TONAR reflects real borrowing costs in Japan’s short-term money markets. It also serves as the primary reference rate for yen-denominated financial instruments.
How is TONAR Calculated?
TONAR is calculated from data on unsecured overnight call transactions, a type of short-term loan between financial institutions. The calculation uses actual transaction data collected by the Bank of Japan, not quotes or estimates.
Here’s how it works in practice:
Market participants engage in overnight unsecured lending in Japanese yen.
The Bank of Japan gathers all the transaction data for that day.
That day’s TONAR rate is published the next morning, reflecting the weighted average of those transactions.
This transaction-based methodology ensures that TONAR reflects real market activity, which strengthens its credibility as a benchmark rate.
Key Uses of TONAR in Finance
TONAR plays an important role in Japan’s financial system and global markets. Its main uses include:
Benchmarking financial instruments: TONAR is used as a reference rate for floating-rate bonds, derivatives, and other yen-based products.
Loan and bond pricing: Financial institutions use TONAR to set interest rates on various yen-denominated loans and securities.
Risk management: Investors and corporations use TONAR-linked products to hedge interest rate exposure.
Because it’s a recognized risk-free rate, TONAR underpins a wide range of financial contracts, improving transparency and consistency across the Japanese financial market.
TONAR vs. Other Global Risk-Free Rates
TONAR is part of a broader family of global risk-free reference rates developed to replace LIBOR. While each region has its own benchmark, they share the same principle: basing rates on overnight transactions that carry minimal credit risk.
TONAR (Japan): Based on unsecured overnight call transactions in yen.
SOFR (U.S.): Based on secured overnight repo transactions.
SONIA (U.K.): Based on overnight unsecured transactions in sterling.
€STR (Europe): Based on euro-area wholesale unsecured overnight borrowing.
All of these benchmarks share the goal of capturing overnight borrowing costs in a transparent and reliable way. Where they differ is in how each reflects its local market structure. For example, SOFR is backed by collateral through the repo market, while TONAR, SONIA, and €STR measure unsecured lending activity.
Why Does TONAR Matter for Finance Professionals?
For finance professionals working with yen-denominated assets, TONAR is a critical benchmark. Its influence extends to:
Market stability: As Japan’s risk-free rate, TONAR sets the foundation for interest rate products in the world’s third-largest economy.

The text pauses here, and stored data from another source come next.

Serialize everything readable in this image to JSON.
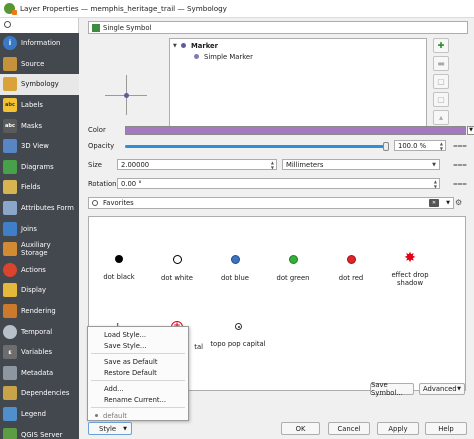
{
  "window": {
    "title": "Layer Properties — memphis_heritage_trail — Symbology"
  },
  "sidebar": {
    "items": [
      {
        "label": "Information",
        "icon": "info-icon",
        "color": "#3a78c6"
      },
      {
        "label": "Source",
        "icon": "source-icon",
        "color": "#c5913b"
      },
      {
        "label": "Symbology",
        "icon": "symbology-icon",
        "color": "#d9a23a"
      },
      {
        "label": "Labels",
        "icon": "labels-icon",
        "color": "#f2c232"
      },
      {
        "label": "Masks",
        "icon": "masks-icon",
        "color": "#5a5a5a"
      },
      {
        "label": "3D View",
        "icon": "3d-view-icon",
        "color": "#5885c4"
      },
      {
        "label": "Diagrams",
        "icon": "diagrams-icon",
        "color": "#49a04a"
      },
      {
        "label": "Fields",
        "icon": "fields-icon",
        "color": "#d6b451"
      },
      {
        "label": "Attributes Form",
        "icon": "attributes-form-icon",
        "color": "#8aa6c8"
      },
      {
        "label": "Joins",
        "icon": "joins-icon",
        "color": "#3e7fc7"
      },
      {
        "label": "Auxiliary Storage",
        "icon": "auxiliary-storage-icon",
        "color": "#d28b33"
      },
      {
        "label": "Actions",
        "icon": "actions-icon",
        "color": "#d9442e"
      },
      {
        "label": "Display",
        "icon": "display-icon",
        "color": "#e4b83a"
      },
      {
        "label": "Rendering",
        "icon": "rendering-icon",
        "color": "#ca7a2a"
      },
      {
        "label": "Temporal",
        "icon": "temporal-icon",
        "color": "#b7bfc9"
      },
      {
        "label": "Variables",
        "icon": "variables-icon",
        "color": "#6d6d6d"
      },
      {
        "label": "Metadata",
        "icon": "metadata-icon",
        "color": "#8e96a0"
      },
      {
        "label": "Dependencies",
        "icon": "dependencies-icon",
        "color": "#c9a34a"
      },
      {
        "label": "Legend",
        "icon": "legend-icon",
        "color": "#4f8fcb"
      },
      {
        "label": "QGIS Server",
        "icon": "qgis-server-icon",
        "color": "#5c9c45"
      }
    ],
    "active_index": 2
  },
  "symbology": {
    "renderer": "Single Symbol",
    "tree": {
      "root": "Marker",
      "child": "Simple Marker"
    }
  },
  "props": {
    "color_label": "Color",
    "color_value": "#a479c0",
    "opacity_label": "Opacity",
    "opacity_value": "100.0 %",
    "opacity_fraction": 1.0,
    "size_label": "Size",
    "size_value": "2.00000",
    "size_unit": "Millimeters",
    "rotation_label": "Rotation",
    "rotation_value": "0.00 °"
  },
  "library": {
    "filter": "Favorites",
    "symbols": [
      {
        "label": "dot  black",
        "kind": "black"
      },
      {
        "label": "dot  white",
        "kind": "white"
      },
      {
        "label": "dot blue",
        "kind": "blue"
      },
      {
        "label": "dot green",
        "kind": "green"
      },
      {
        "label": "dot red",
        "kind": "red"
      },
      {
        "label": "effect drop shadow",
        "kind": "star"
      },
      {
        "label": "",
        "kind": "wheel"
      },
      {
        "label": "tal",
        "kind": "hospital"
      },
      {
        "label": "topo pop capital",
        "kind": "topo"
      }
    ]
  },
  "buttons": {
    "save_symbol": "Save Symbol...",
    "advanced": "Advanced",
    "style": "Style",
    "ok": "OK",
    "cancel": "Cancel",
    "apply": "Apply",
    "help": "Help"
  },
  "style_menu": {
    "items": [
      "Load Style...",
      "Save Style...",
      "Save as Default",
      "Restore Default",
      "Add...",
      "Rename Current..."
    ],
    "current": "default"
  }
}
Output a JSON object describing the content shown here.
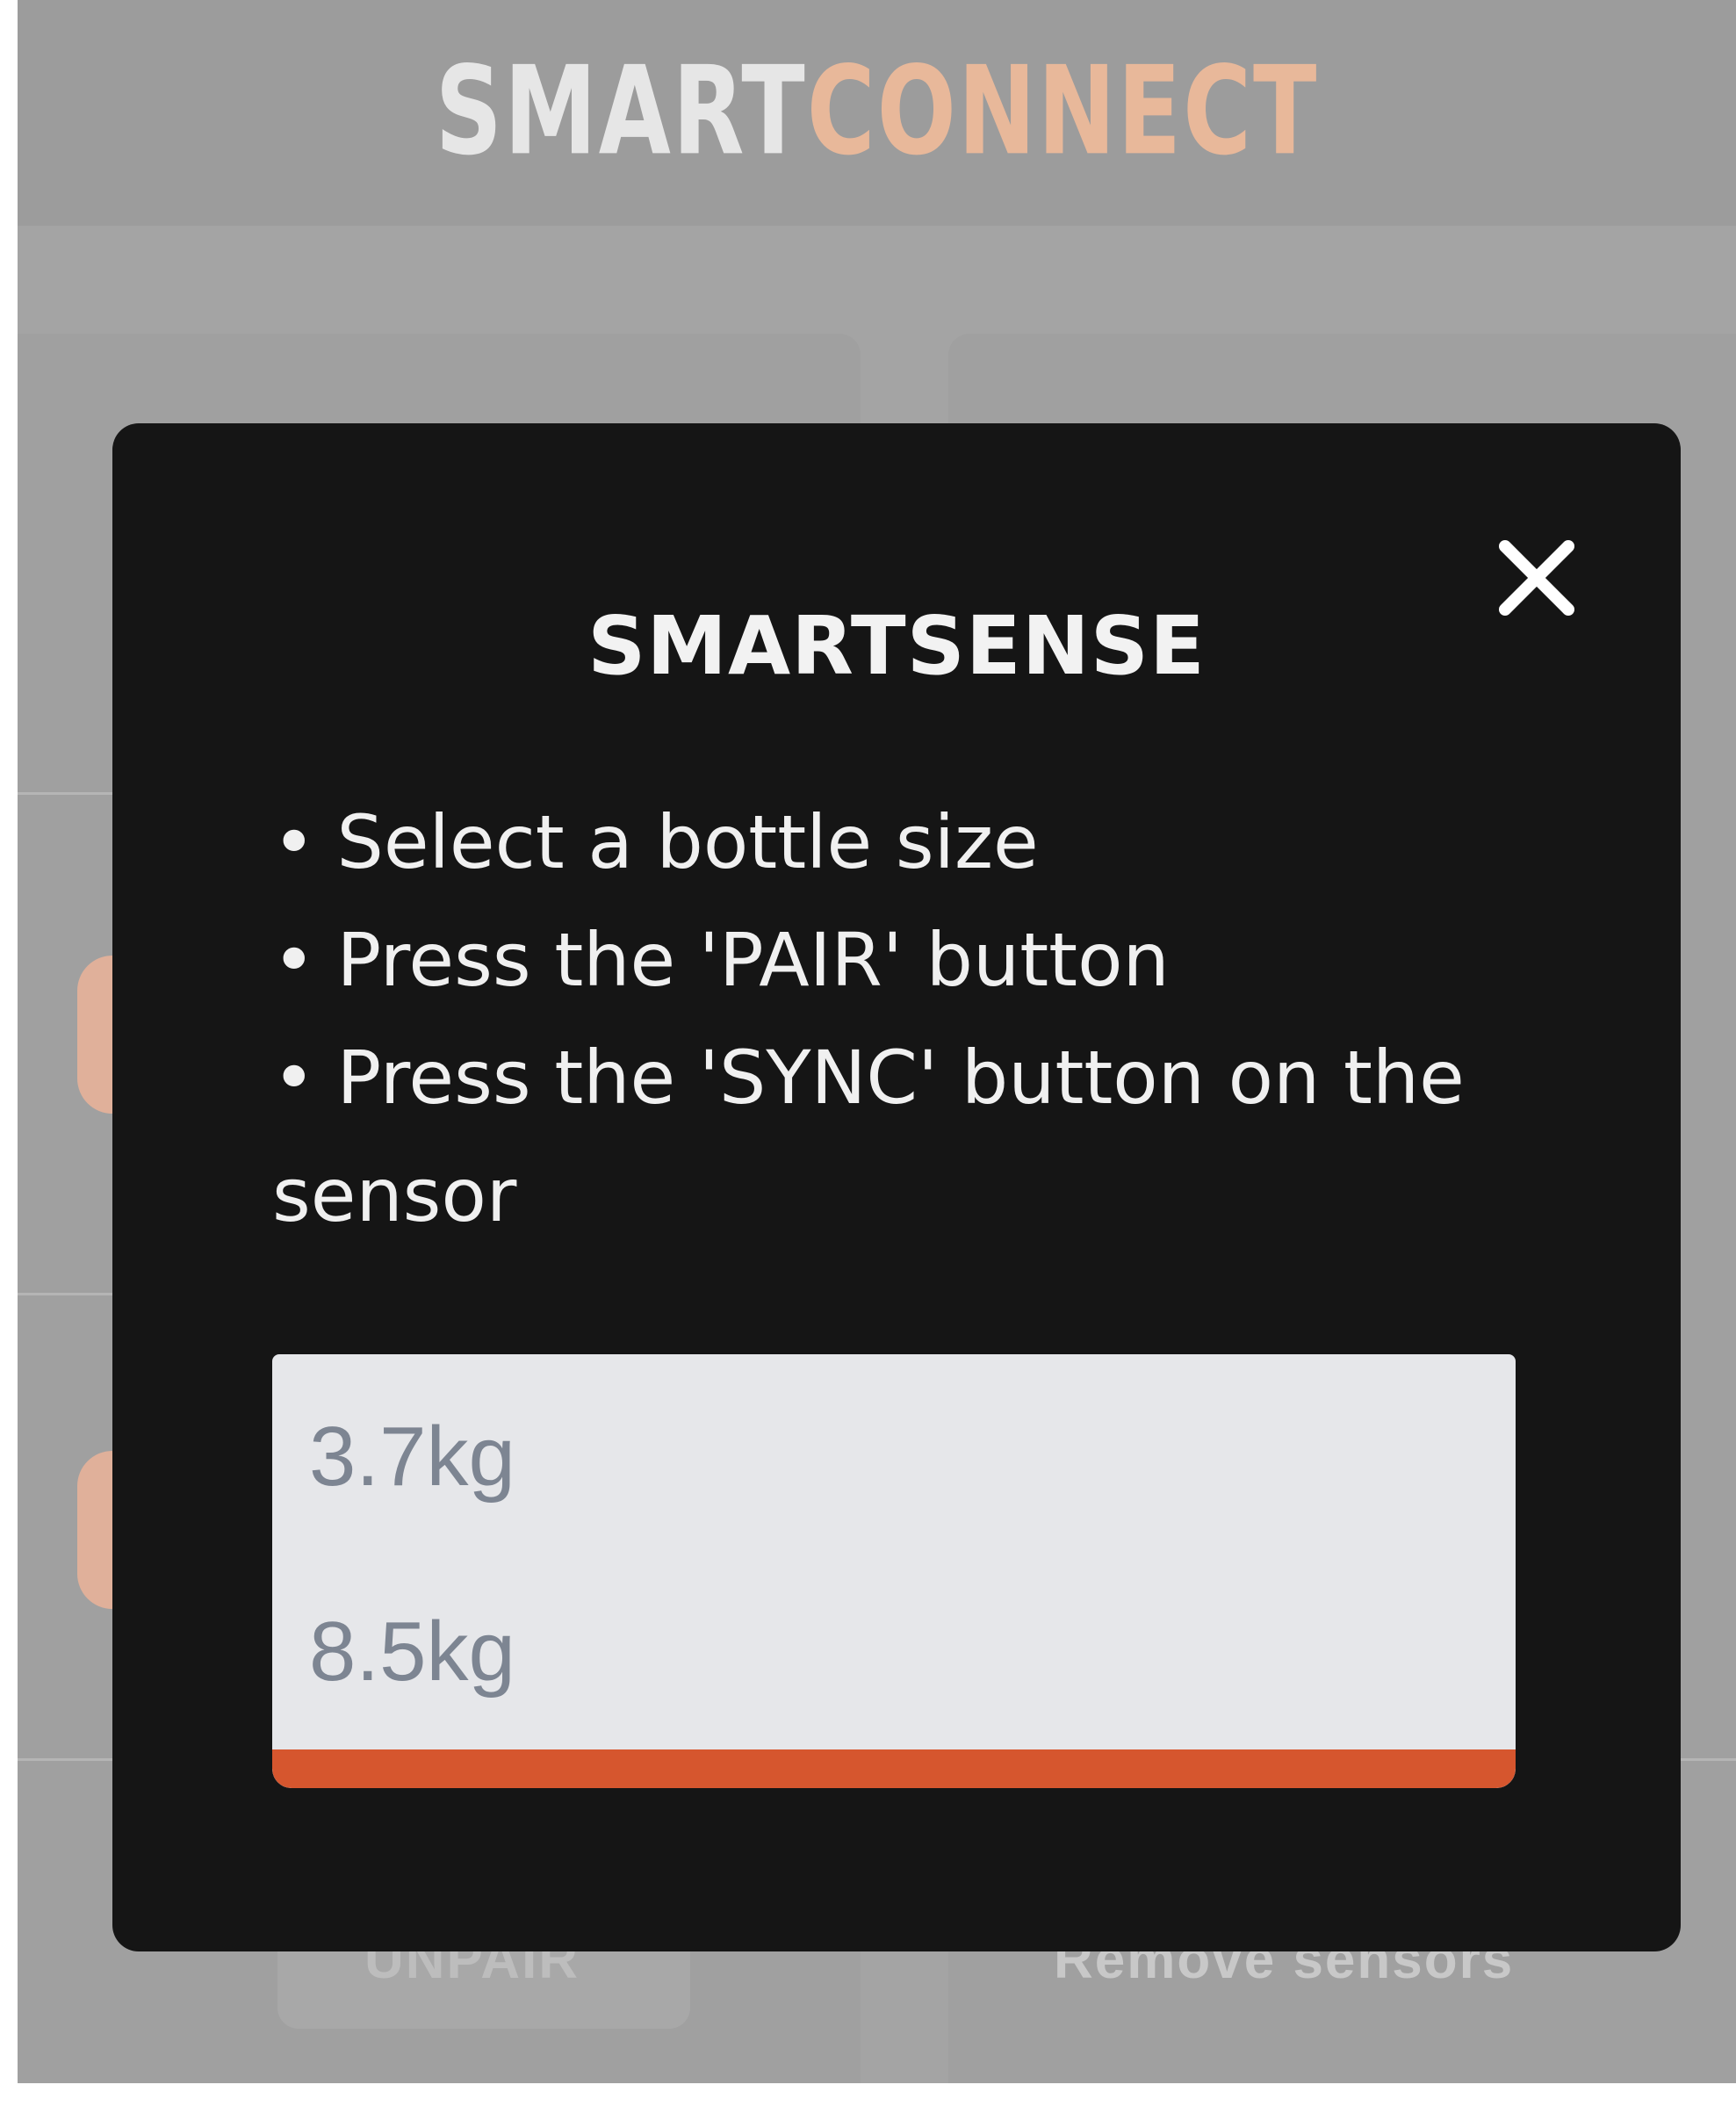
{
  "header": {
    "logo_first": "Smart",
    "logo_second": "Connect",
    "logo_first_color": "#e6e6e6",
    "logo_second_color": "#e8b89a"
  },
  "background": {
    "unpair_label": "UNPAIR",
    "remove_label": "Remove sensors"
  },
  "modal": {
    "title": "SMARTSENSE",
    "close_icon": "close-icon",
    "instructions": [
      "Select a bottle size",
      "Press the 'PAIR' button",
      "Press the 'SYNC' button on the",
      "sensor"
    ],
    "bottle_options": [
      "3.7kg",
      "8.5kg"
    ],
    "accent_color": "#d6562e"
  }
}
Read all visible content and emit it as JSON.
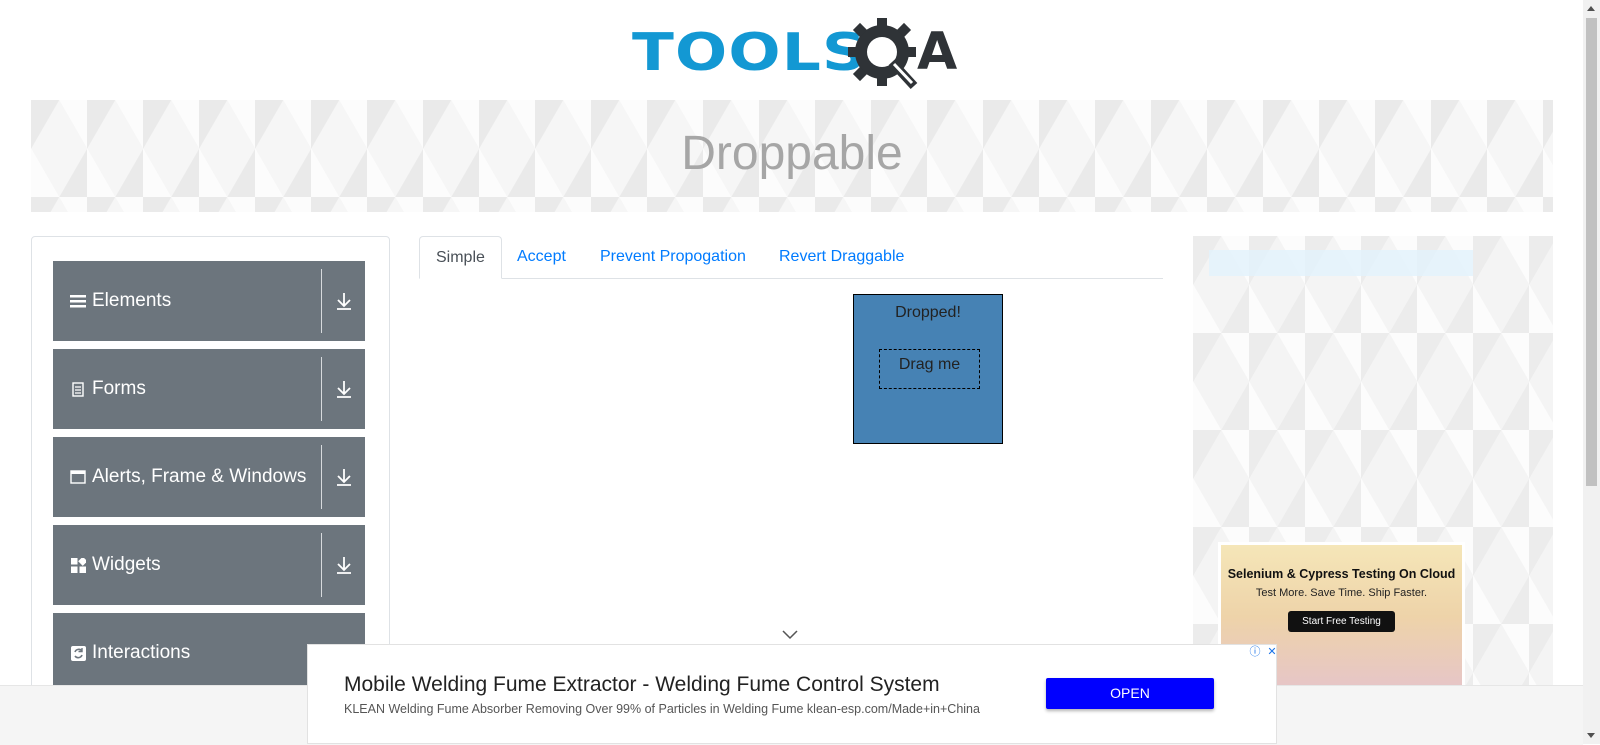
{
  "header": {
    "logo_text_tools": "TOOLS",
    "logo_text_a": "A"
  },
  "banner": {
    "title": "Droppable"
  },
  "sidebar": {
    "groups": [
      {
        "label": "Elements",
        "icon": "hamburger-icon"
      },
      {
        "label": "Forms",
        "icon": "document-icon"
      },
      {
        "label": "Alerts, Frame & Windows",
        "icon": "window-icon"
      },
      {
        "label": "Widgets",
        "icon": "grid-icon"
      },
      {
        "label": "Interactions",
        "icon": "refresh-icon"
      }
    ]
  },
  "tabs": [
    {
      "label": "Simple",
      "active": true
    },
    {
      "label": "Accept",
      "active": false
    },
    {
      "label": "Prevent Propogation",
      "active": false
    },
    {
      "label": "Revert Draggable",
      "active": false
    }
  ],
  "droppable": {
    "drop_text": "Dropped!",
    "drag_text": "Drag me",
    "drop_color": "#4682b4"
  },
  "right_ad": {
    "headline": "Selenium & Cypress Testing On Cloud",
    "subline": "Test More. Save Time. Ship Faster.",
    "button": "Start Free Testing"
  },
  "bottom_ad": {
    "title": "Mobile Welding Fume Extractor - Welding Fume Control System",
    "description": "KLEAN Welding Fume Absorber Removing Over 99% of Particles in Welding Fume klean-esp.com/Made+in+China",
    "button": "OPEN",
    "button_color": "#0000ff"
  },
  "colors": {
    "brand_blue": "#1398d3",
    "nav_gray": "#6c757d",
    "link_blue": "#007bff"
  }
}
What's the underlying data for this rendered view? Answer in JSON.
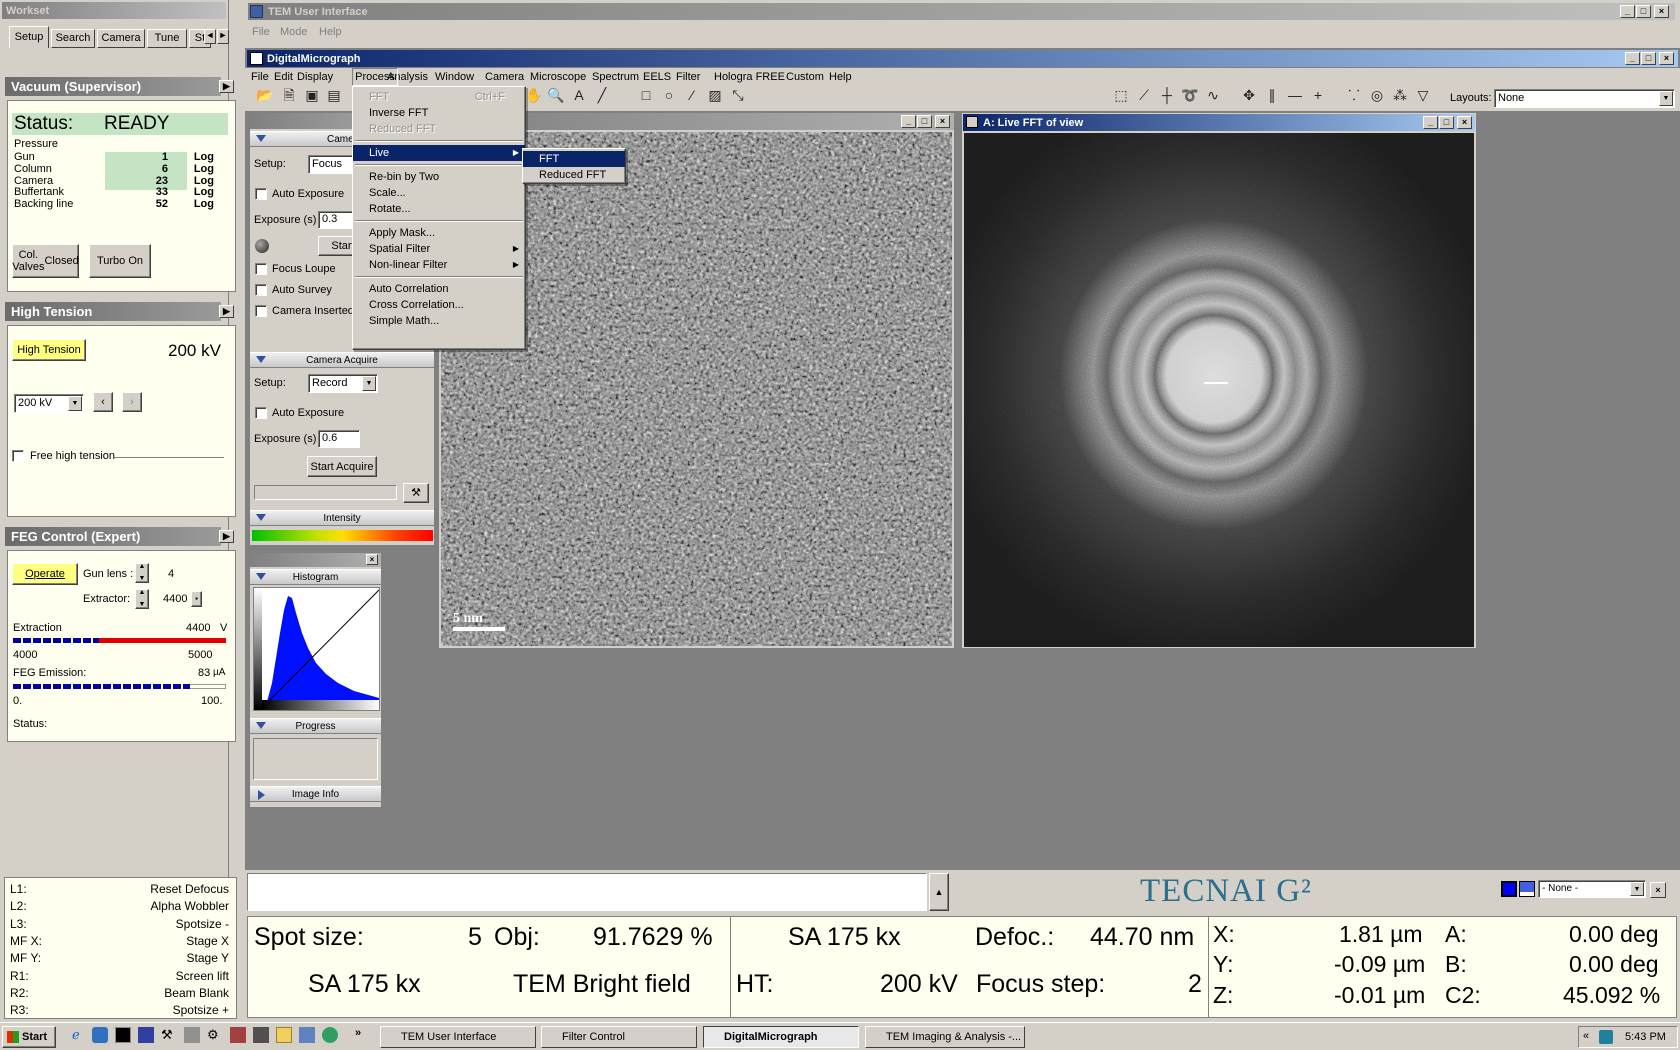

Cross-border finance: Analysts and investors outside Japan rely on TONAR to assess yen-related investments or manage global portfolios.
Professional development: Knowing how benchmark rates like TONAR operate helps finance professionals strengthen their understanding of financial markets and risk management.
In short, TONAR isn’t just relevant in Japan. It’s part of the global conversation on interest rates and financial benchmarks.
Understanding TONAR
TONAR is Japan’s official risk-free reference rate, published daily by the Bank of Japan. It underpins yen-denominated loans, bonds, and derivatives, and it aligns with the global shift toward transparent, transaction-based benchmarks. For finance professionals, understanding TONAR provides valuable context for analyzing interest rate markets both in Japan and worldwide.
Ready to build deeper expertise in interest rates, fixed income, and global markets? Explore CFI’s Capital Markets & Securities Analyst (CMSA®) Certification program to sharpen your knowledge and advance your career.
What is the Japan Tokyo Overnight Average Rate used for? TONAR is used as a benchmark for yen-denominated loans, bonds, and derivatives, and as Japan’s official replacement for LIBOR.
What’s the difference between TONAR, SOFR, and SONIA? TONAR is based on unsecured overnight lending in Japan, SOFR reflects secured repo transactions in the U.S., and SONIA measures unsecured lending in the U.K.
Who publishes the Tokyo Overnight Average Rate? The Bank of Japan calculates and publishes TONAR each business day using data from actual market transactions.